I participated in my first pumpkin-carving contest at the very beginning of my career as an illustrator. My work integrates a strong interest for illustration and pattern, and the carving projects I’ve done since then fully reflect this passion. With my latest pumpkin, I created patterns inspired by nature, and tried to evoke the magical effect often seen in the way light is softly diffused by lanterns. — Janice Nadeau
- pumpkin or squash
- linoleum cutter kit
- power drill
- nail or pushpin
- tea lights
- template for ornate pumpkin pattern
- template for leaf pumpkin pattern
1. Using a knife, cut a hole at the bottom of the pumpkin big enough to allow you to scoop out the seeds and pulp. Smooth down the inner walls of the pumpkin.
2. Choose the pattern you would like to carve out, print it and tape it on the pumpkin. Since pumpkins vary in size and shape, you may have to enlarge or reduce the size of your pattern to fit the pumpkin.
3. Using a nail, trace the pattern on the pumpkin by punching holes along the lines so your pattern is printed directly onto the pumpkin once you remove the paper.
4. With the linoleum cutter, draw your pattern by linking all the dots made with the nail.
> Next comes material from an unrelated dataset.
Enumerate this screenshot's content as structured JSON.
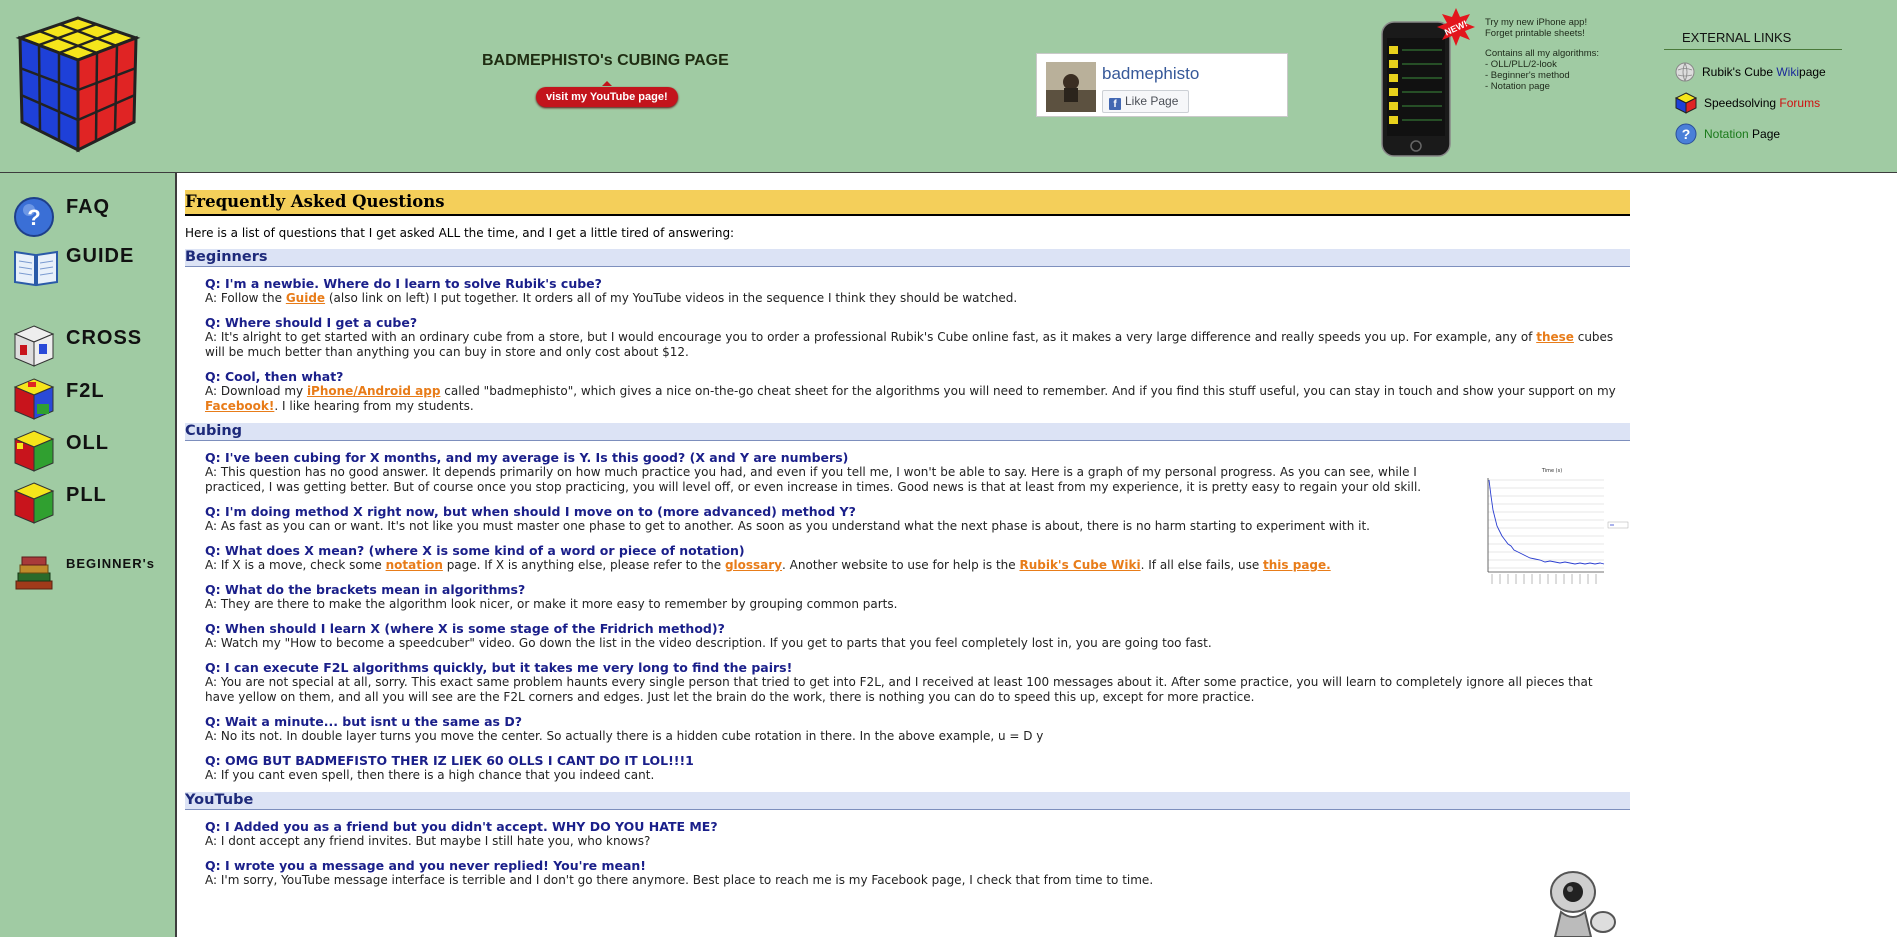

Do not carve completely through the pumpkin meat.
5. Following the outline just cut, remove the outer layer of the pumpkin while remaining inside the pattern’s lines. Do not carve completely through the pumpkin; leave a portion of the meat to give a frosted glow to your pumpkin once it is lit.
6. Drill holes wherever you want the light to shine through.
7. Place a tea light inside. If you did not carve through the skin of the pumpkin at any point, it is necessary to cut a hole at the back of the pumpkin for safety and ventilation.